To me it is clear that the gl-present case has one additional buffer copy than the d3d-present cases

Alfonse_Reinheart · November 17, 2012, 5:09pm

The biggest question I have is this… what if you’re not doing it the way you describe?

Consider the case of actually rendering something for real. You’re doing deferred rendering; OK, fine. You have your g-buffers, where you have your actual data. Then you convert this into light reflectance as seen by the camera. But if you’re doing HDR (which, let’s be honest, is far more of a no-brainer than deferred rendering by this point), you’re doing all of this accumulation into a floating-point buffer. You can’t “present” that; you need to tone-map it first. Not only that, you probably have some transparent objects to render, so you need to do some blending. This should presumably be done in HDR space.
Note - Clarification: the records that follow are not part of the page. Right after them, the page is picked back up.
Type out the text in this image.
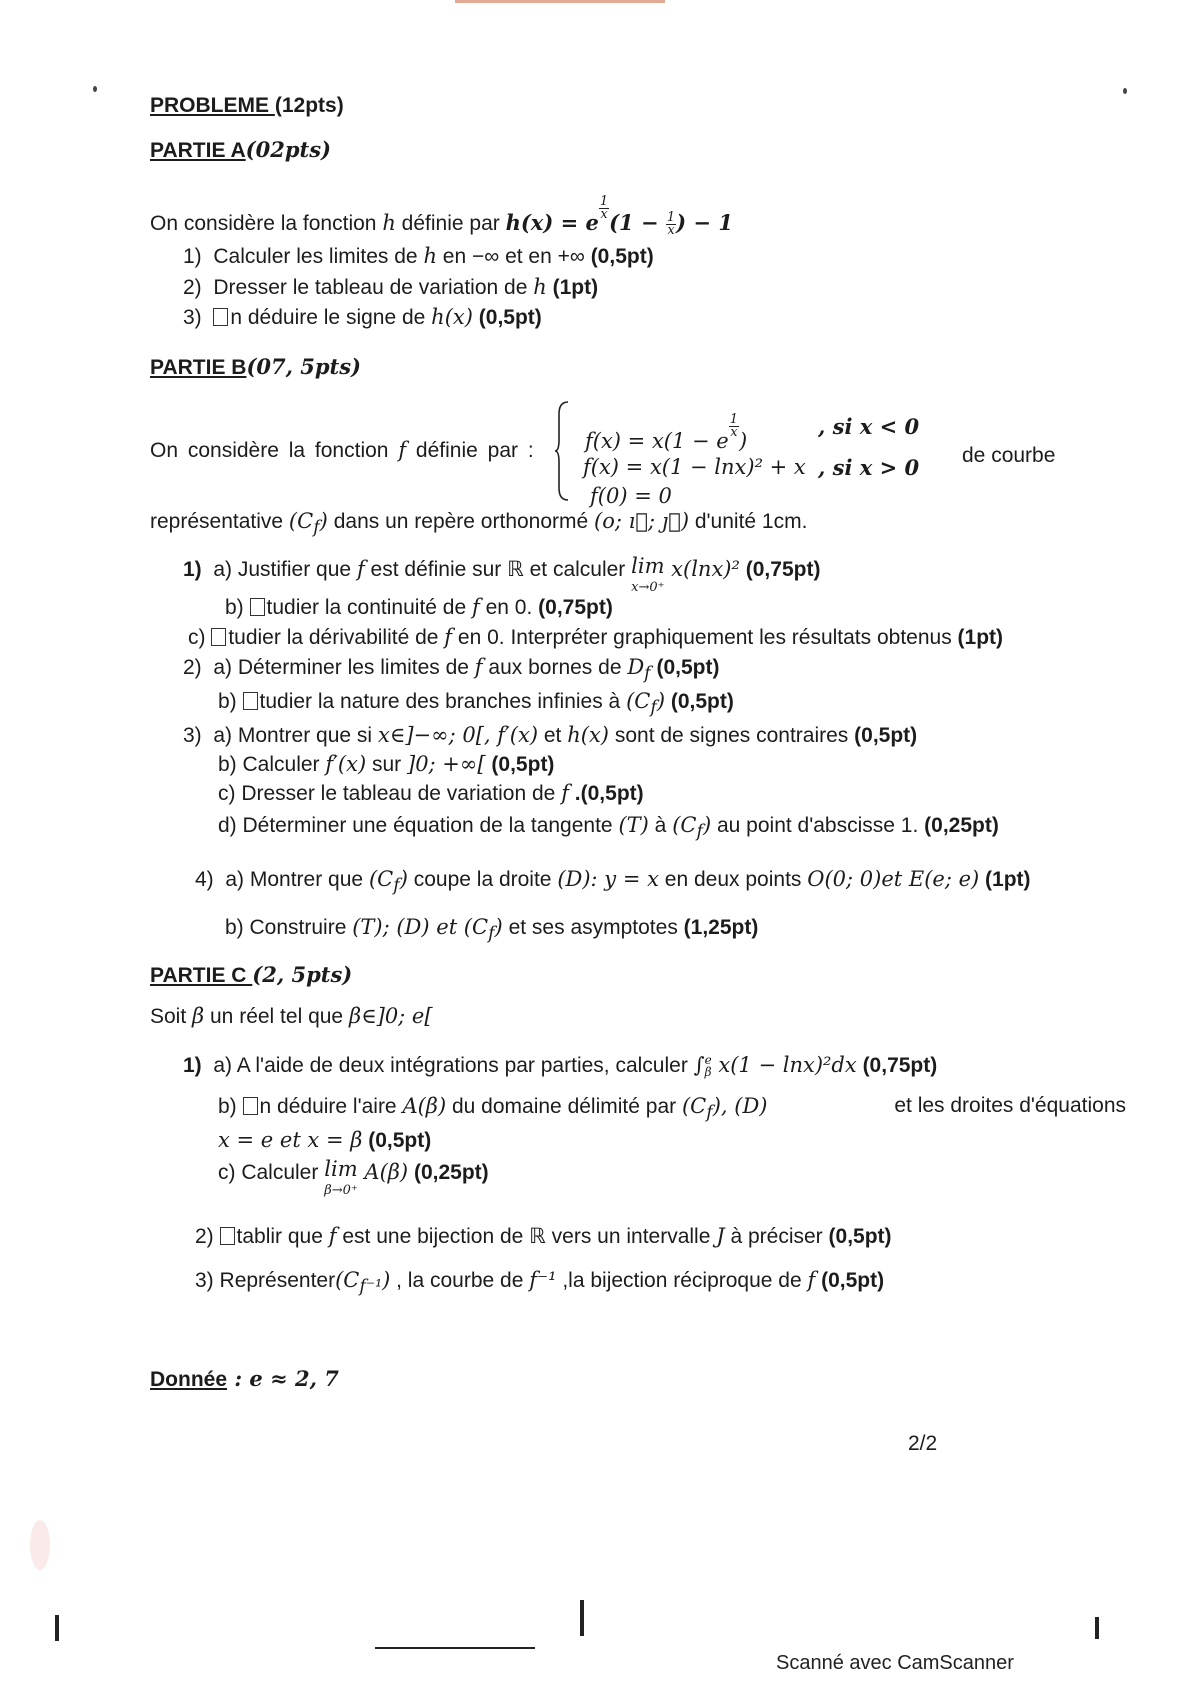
PROBLEME (12pts)
PARTIE A(02pts)
On considère la fonction h définie par h(x) = e
$\frac{1}{x}$
($1 - \frac{1}{x}$ ) − 1
1) Calculer les limites de h en −∞ et en +∞ (0,5pt)
2) Dresser le tableau de variation de h (1pt)
3) n déduire le signe de h(x) (0,5pt)
PARTIE B(07, 5pts)
On considère la fonction f définie par : f(x) = x(1 − e
$\frac{1}{x}$
)
, si x < 0
f(x) = x(1 − lnx)² + x , si x > 0
f(0) = 0
de courbe
représentative $(C_f)$ dans un repère orthonormé (o; ı⃗; ȷ⃗) d'unité 1cm.
1) a) Justifier que f est définie sur ℝ et calculer lim
x→0⁺ x(lnx)² (0,75pt)
b) tudier la continuité de f en 0. (0,75pt)
c) tudier la dérivabilité de f en 0. Interpréter graphiquement les résultats obtenus (1pt)
2) a) Déterminer les limites de f aux bornes de $D_f$ (0,5pt)
b) tudier la nature des branches infinies à $(C_f)$ (0,5pt)
3) a) Montrer que si x∈]−∞; 0[, f′(x) et h(x) sont de signes contraires (0,5pt)
b) Calculer f′(x) sur ]0; +∞[ (0,5pt)
c) Dresser le tableau de variation de f .(0,5pt)
d) Déterminer une équation de la tangente (T) à $(C_f)$ au point d'abscisse 1. (0,25pt)
4) a) Montrer que $(C_f)$ coupe la droite (D): y = x en deux points O(0; 0)et E(e; e) (1pt)
b) Construire (T); (D) et $(C_f)$ et ses asymptotes (1,25pt)
PARTIE C (2, 5pts)
Soit β un réel tel que β∈]0; e[
1) a) A l'aide de deux intégrations par parties, calculer ∫e
β x(1 − lnx)²dx (0,75pt)
b) n déduire l'aire A(β) du domaine délimité par $(C_f)$, (D)	et les droites d'équations
x = e et x = β (0,5pt)
c) Calculer lim
β→0⁺ A(β) (0,25pt)
2) tablir que f est une bijection de ℝ vers un intervalle J à préciser (0,5pt)
3) $Représenter(C_{f^{-1}})$ , la courbe de f⁻¹ ,la bijection réciproque de f (0,5pt)
Donnée : e ≈ 2, 7
2/2
Scanné avec CamScanner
Now it’s time to tone-map down to SRGB8_ALPHA8. But where should the output go? Why not… the default framebuffer?

In short, I’m not seeing the problem here. Your problem seems to be that you don’t want to use the default framebuffer (as stated by your passive/aggressive introduction). That’s fine, but… it still there.

No matter how many threads on this forum you make, no matter how many alternative rendering systems you write, no matter how much you want it to be so, it’s still there. It was there in OpenGL 4.1. It was there in OpenGL 4.2. It was there in OpenGL 4.3. Next year, it will still be there in OpenGL 4.4/5.0/etc. Whether you want to use it or not, it is there and available for use. So if you can, use it. And in most real cases, you can. So use it, and you won’t have to worry about that copy being slow, since you won’t be doing a copy.
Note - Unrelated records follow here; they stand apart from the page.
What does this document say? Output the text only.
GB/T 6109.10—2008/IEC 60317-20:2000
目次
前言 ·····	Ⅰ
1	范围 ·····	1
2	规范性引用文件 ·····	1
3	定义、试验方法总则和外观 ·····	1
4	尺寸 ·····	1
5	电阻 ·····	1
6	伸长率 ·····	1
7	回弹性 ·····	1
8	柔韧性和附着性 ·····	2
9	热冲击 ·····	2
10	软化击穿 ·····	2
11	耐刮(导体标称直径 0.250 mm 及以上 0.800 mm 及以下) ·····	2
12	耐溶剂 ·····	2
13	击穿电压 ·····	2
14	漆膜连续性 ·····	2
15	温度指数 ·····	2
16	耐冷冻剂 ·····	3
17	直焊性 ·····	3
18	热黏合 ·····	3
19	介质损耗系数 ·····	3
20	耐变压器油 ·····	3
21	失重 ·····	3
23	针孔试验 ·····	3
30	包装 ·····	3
If you spent more time using the API you have, rather than the API you want, you’ll be a lot happier.

To me it is clear that the gl-present case has one additional buffer copy than the d3d-present cases

You’re not honestly showing this code off because you had the revelation that copying is slower than not copying, are you?

Brandon_J_Van_Every · November 19, 2012, 6:00am

It’s simply an aggressive introduction, which you don’t happen to agree with. Could you please skip the psychoanalysis in the future?

dukey · November 25, 2012, 11:15am

In windows vista+ since the desktop is rendered through d3d, you do get an aditional copy. But with direct3d9ex there is a way to render more efficiently. Basically it passes a pointer to the surface for DWM to render directly instead of requiring an extra copy. I guess this won’t be possible under opengl. But really the cost of 1 blit is nothing to worry about anyway.

l_belev · November 30, 2012, 3:17am

I myself thought that 1 blit more would be nothing, but it turned out it does have noticeable impact on lower-end hardware. It’s nothing spectacular and certainly not a show stopper, but still it could be bigger (depending on the GPU memory bandwidth) than many other things people make efforts to optimize.

system · October 19, 2021, 6:15pm

This topic was automatically closed 183 days after the last reply. New replies are no longer allowed.